An English Year (Picture Book Review)

Book Review, Children's Books, Picture Books
An English Year

An English YearAn English Year by Tania McCartney, illustrated by Tina Snerling

Age range: 4-7

Grade level: P-2

Hardcover: 32 pages

Publisher: Exisle Pub (September 28, 2015)

Source: From Jennifer Prost Public Relations

My rating: 4 of 5 stars


About An English Year:

Five little children ready to take you on a journey through twelve months in the life of English kids. Meet Aman, Victoria, Amelia, Tandi and George – English children representing a multicultural blend of culture and race that typifies our beautiful country. They will take you through a year in the life of English kids, from celebrations to traditions to events, to our everyday way of life and the little things that make childhood so memorable. They are our English childhood. An English Year is a picture book bursting with national pride.
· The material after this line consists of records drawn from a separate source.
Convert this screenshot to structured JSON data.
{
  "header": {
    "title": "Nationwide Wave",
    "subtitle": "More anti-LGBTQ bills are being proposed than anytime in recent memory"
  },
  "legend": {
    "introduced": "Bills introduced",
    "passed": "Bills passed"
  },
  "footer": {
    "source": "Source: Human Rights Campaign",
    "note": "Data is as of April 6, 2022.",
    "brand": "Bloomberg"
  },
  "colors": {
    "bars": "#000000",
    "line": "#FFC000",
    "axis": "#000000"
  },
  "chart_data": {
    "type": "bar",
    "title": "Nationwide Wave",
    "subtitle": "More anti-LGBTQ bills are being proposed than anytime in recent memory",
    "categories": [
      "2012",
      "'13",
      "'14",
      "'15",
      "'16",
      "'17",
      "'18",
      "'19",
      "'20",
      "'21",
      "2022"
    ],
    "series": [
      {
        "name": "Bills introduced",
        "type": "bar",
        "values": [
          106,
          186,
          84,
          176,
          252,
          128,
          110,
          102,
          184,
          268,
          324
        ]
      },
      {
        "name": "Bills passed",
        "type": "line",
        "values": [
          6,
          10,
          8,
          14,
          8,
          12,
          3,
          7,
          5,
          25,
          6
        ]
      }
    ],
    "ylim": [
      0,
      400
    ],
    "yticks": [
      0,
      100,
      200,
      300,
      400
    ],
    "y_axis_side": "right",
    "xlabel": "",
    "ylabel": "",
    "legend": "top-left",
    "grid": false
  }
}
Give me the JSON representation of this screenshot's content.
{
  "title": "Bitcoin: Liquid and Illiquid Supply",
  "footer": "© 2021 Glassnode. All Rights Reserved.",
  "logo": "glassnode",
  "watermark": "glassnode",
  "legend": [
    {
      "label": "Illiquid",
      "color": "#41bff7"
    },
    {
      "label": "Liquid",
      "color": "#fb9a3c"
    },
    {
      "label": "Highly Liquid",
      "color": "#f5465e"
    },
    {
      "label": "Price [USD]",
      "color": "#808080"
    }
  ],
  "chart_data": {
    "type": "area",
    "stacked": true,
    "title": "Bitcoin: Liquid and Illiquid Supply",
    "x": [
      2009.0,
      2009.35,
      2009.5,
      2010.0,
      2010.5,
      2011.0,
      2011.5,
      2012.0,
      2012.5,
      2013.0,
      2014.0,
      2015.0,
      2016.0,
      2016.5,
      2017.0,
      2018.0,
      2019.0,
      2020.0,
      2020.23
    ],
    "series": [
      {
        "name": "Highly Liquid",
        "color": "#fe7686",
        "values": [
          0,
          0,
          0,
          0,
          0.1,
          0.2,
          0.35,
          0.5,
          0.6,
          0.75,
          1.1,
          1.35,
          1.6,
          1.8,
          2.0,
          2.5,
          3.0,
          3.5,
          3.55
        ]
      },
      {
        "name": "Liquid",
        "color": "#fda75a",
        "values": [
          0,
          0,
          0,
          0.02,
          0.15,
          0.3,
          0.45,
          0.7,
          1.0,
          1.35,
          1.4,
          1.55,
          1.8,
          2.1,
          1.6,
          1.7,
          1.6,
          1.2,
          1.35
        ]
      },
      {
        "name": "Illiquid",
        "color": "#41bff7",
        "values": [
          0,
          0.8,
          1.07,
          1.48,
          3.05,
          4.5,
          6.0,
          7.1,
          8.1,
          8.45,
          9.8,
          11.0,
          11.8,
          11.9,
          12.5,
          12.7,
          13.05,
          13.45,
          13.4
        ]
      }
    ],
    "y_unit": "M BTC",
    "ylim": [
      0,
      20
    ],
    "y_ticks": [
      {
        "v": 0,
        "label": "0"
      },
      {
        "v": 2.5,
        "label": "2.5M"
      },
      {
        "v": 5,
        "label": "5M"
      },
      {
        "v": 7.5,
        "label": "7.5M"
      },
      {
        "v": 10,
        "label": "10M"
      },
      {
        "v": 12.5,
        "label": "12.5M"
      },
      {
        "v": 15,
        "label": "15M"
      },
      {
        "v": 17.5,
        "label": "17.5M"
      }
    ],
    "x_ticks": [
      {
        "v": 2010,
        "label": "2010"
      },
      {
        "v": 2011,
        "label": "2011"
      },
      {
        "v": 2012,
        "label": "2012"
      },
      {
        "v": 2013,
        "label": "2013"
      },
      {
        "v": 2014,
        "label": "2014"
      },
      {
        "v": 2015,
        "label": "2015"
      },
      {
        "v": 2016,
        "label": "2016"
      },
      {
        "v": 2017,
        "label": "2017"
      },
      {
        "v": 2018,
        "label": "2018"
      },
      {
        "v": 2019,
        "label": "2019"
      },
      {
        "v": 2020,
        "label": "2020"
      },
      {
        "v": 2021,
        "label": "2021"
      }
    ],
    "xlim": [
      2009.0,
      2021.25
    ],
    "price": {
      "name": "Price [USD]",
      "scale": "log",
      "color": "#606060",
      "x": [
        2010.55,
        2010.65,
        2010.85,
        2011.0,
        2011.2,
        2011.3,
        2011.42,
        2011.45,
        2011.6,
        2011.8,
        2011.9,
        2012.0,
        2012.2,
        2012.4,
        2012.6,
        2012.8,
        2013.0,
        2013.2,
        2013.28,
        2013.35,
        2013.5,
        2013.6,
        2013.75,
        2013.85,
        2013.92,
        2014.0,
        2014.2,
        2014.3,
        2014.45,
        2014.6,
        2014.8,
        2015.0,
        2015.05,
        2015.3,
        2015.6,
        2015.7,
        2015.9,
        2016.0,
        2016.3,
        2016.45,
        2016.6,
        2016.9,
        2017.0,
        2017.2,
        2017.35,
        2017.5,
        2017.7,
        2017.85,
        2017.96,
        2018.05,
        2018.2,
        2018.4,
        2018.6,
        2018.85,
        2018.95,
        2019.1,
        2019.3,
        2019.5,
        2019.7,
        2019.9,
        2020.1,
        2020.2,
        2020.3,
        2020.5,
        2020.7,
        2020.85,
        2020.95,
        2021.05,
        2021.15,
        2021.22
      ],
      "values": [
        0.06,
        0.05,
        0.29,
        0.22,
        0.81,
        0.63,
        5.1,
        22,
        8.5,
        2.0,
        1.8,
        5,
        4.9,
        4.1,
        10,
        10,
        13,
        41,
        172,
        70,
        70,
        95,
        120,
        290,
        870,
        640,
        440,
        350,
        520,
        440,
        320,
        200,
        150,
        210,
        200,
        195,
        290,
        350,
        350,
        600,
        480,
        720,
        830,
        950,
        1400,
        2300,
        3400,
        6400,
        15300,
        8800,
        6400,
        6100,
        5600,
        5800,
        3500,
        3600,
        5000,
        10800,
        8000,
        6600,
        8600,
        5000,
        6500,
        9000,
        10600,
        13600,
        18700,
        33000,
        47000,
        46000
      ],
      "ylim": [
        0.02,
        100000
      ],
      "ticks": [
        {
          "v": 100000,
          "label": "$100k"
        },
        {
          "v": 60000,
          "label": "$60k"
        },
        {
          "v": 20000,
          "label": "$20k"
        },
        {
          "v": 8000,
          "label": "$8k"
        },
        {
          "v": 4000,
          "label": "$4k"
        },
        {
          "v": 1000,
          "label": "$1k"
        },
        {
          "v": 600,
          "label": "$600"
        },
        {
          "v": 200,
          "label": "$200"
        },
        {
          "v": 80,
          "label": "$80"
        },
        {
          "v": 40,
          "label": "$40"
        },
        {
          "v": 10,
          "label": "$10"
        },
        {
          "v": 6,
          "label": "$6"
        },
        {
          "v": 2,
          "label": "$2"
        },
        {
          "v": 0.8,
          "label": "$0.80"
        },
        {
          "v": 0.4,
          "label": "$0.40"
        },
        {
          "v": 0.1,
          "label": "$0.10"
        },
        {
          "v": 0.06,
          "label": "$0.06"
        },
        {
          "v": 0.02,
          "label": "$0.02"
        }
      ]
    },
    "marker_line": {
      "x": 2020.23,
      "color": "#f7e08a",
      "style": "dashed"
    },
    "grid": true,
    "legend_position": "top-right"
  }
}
It is a snapshot of who we are as a nation, blending our modern-day culture and lifestyle with past traditions and strong heritage. Its pages feature meandering text, dates and gorgeous illustrations showcasing our five English children at play, at school, at home, and enjoying the sights and sites of England – from the northern moors and breathtaking Lake District, to our pebbly seasides, bustling cities and historical country towns.


Find the Book:

Amazon | Goodreads


About the Author:

Tania McCartney is an author, editor, reviewer and features writer. The founder of Kids Book Review and an ambassador for the National Year of Reading 2012, she is passionate about literacy and has spent many years presenting and speaking on reading, books and writing. She lives in Canberra with her husband and two kids.

Tina Snerling is an illustrator, children’s wear designer and graphic artist. She lives in Brisbane with her husband and two kids.


My Thoughts on An English Year:

Take a journey to England when you read An English Year with your kids. It is a nonfiction picture book all about England, their traditions, and their holidays. If you’re looking for a good, simple book to teach your kids about another country and culture, this is a good choice.

My only complaint with the book is that due to the short format, some things aren’t explained very well. There were a couple of terms I didn’t know and weren’t explained in the book. Other than that, my kids and I really enjoyed it and liked learning more about England.


Disclaimer: I received a copy of this book from Jennifer Prost Public Relations in exchange for an honest review.